Déluge à Oklahoma City : le Thunder passe San Antonio à la machine
Mardi soir, il n’y a pas eu de suspense. À peine un avertissement. Oklahoma City a roulé sur San Antonio, 127-83, dans un match à sens unique qui ressemblait plus à une démonstration qu’à un duel NBA. Trois défaites plus tôt dans la saison face aux Spurs, et puis cette réponse. Brute. Froide. Sans appel.
Le Thunder n’a pas seulement gagné. Il a envoyé un message.
Shai Gilgeous-Alexander, chef d’orchestre en mode patron
Quand Oklahoma City accélère, tout commence avec Shai Gilgeous-Alexander. Calme, chirurgical, inarrêtable quand il décide d’appuyer. Face aux Spurs, il a dicté le tempo dès les premières possessions, attaquant les mismatches, punissant chaque retard, faisant imploser la défense texane sans jamais forcer.
Ce genre de match où SGA donne l’impression que tout est simple. Trop simple pour l’adversaire.
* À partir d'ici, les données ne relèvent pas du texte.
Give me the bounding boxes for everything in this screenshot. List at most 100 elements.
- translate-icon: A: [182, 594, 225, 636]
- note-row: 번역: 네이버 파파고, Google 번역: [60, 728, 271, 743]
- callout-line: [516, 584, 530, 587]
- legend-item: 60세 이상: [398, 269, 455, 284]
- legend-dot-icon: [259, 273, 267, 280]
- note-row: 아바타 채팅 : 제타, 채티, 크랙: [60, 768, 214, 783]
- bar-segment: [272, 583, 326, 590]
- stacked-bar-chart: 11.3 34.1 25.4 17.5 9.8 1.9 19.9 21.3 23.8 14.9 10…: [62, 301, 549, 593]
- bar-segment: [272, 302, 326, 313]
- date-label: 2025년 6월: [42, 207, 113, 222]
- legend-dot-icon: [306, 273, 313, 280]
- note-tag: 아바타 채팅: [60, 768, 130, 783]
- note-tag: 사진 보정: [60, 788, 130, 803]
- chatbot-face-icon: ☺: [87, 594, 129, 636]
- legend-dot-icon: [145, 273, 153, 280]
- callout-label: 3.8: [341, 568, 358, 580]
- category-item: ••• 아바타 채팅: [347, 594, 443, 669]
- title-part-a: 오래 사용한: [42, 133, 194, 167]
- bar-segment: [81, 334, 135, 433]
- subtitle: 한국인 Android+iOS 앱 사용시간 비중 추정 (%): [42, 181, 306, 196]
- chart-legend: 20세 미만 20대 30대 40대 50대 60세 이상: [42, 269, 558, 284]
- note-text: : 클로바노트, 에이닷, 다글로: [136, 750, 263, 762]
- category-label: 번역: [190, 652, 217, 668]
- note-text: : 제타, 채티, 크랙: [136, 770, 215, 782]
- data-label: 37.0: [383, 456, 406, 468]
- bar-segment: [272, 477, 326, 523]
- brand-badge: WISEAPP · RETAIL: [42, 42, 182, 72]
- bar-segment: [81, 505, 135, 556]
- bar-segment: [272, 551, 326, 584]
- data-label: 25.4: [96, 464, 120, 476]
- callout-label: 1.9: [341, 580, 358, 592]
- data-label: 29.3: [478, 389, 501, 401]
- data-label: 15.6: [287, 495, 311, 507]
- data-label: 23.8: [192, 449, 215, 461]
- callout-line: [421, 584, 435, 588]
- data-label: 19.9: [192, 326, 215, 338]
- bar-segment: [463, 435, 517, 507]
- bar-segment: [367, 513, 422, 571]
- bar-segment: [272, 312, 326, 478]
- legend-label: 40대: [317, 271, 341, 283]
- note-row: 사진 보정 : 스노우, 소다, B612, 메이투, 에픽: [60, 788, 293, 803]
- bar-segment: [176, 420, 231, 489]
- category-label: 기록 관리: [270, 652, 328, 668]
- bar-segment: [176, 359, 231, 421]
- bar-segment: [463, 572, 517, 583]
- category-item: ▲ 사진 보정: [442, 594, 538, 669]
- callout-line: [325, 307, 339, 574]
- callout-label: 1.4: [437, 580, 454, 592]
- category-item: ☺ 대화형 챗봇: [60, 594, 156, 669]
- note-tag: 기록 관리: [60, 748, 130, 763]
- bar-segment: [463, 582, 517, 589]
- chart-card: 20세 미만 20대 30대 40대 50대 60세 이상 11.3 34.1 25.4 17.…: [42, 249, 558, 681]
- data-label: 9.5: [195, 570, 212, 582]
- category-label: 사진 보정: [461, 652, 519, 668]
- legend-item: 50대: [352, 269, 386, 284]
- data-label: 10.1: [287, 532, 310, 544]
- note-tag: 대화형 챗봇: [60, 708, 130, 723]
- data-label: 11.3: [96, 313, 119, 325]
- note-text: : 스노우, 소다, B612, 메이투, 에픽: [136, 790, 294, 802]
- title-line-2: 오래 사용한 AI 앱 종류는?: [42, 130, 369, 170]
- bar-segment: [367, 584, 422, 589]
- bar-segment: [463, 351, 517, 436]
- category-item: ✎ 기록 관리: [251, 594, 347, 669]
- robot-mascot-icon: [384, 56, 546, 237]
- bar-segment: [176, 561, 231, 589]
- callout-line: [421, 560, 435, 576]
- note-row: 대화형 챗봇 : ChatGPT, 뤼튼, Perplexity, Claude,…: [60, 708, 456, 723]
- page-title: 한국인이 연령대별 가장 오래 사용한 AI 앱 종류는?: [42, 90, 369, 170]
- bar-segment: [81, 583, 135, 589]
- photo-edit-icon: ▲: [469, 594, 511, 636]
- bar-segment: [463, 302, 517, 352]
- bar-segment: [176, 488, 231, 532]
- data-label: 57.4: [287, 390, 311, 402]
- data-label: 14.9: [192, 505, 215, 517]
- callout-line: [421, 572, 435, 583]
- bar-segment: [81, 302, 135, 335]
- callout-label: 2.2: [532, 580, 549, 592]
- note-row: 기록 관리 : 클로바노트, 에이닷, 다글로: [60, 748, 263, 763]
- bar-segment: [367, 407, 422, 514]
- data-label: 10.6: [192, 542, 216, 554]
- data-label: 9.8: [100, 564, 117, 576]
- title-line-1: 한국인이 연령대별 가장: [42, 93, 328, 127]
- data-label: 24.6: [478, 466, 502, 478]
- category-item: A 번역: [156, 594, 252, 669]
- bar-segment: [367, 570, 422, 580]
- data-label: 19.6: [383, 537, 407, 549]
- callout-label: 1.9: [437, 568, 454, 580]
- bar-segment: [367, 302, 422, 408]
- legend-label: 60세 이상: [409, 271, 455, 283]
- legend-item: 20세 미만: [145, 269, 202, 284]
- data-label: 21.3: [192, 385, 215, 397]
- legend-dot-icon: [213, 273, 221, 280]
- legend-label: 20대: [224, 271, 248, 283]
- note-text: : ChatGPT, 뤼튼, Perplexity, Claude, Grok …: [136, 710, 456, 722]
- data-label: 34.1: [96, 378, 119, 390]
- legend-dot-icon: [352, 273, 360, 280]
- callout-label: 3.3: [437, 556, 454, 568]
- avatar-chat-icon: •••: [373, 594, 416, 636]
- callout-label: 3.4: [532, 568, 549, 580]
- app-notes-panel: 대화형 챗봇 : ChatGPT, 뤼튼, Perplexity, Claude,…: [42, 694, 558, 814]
Williams et Holmgren, le luxe de la profondeur
Autour de lui, le Thunder a déroulé. Jalen Williams a encore montré pourquoi il est devenu une évidence dans ce collectif. Tranchant, intelligent dans ses déplacements, toujours au bon endroit. Chet Holmgren, lui, a verrouillé la peinture, dissuadé, contesté, coupé toute velléité de révolte côté Spurs.
Quand OKC déroule comme ça, ce n’est pas une star. C’est une vague.

Un match plié bien avant la pause
La rencontre a basculé très tôt. Intensité défensive, transition rapide, adresse extérieure. À la mi-temps, l’écart était déjà abyssal. Et il n’a jamais cessé de grandir. San Antonio a tenté de s’accrocher, sans succès. Le Thunder a étouffé, puni, accéléré encore.
Même diminué par les absences d’Isaiah Hartenstein et de Luguentz Dort, Oklahoma City n’a jamais levé le pied. Les Spurs ont été limités à une adresse famélique, constamment repoussés hors de leur rythme.
Une série qui change de ton
Cette victoire n’est pas anodine. C’est la première d’OKC contre San Antonio cette saison, après trois revers frustrants. Et elle arrive avec la manière. Quatrième succès consécutif pour un Thunder qui monte en puissance et affiche, match après match, une maîtrise de plus en plus impressionnante.
Ce genre de score ne ment pas. Il raconte une équipe qui sait exactement qui elle est.
Rendez-vous pris pour février
Les deux équipes se retrouveront une dernière fois en février. Sur le papier, ce sera un autre match. Dans les têtes, celui-ci laissera des traces. Oklahoma City a pris l’ascendant. San Antonio, lui, sait qu’il devra répondre autrement.
Mardi soir, le Thunder n’a pas seulement frappé fort. Il a tonné. Et quand Oklahoma City joue à ce niveau-là, mieux vaut ne pas être sur sa trajectoire.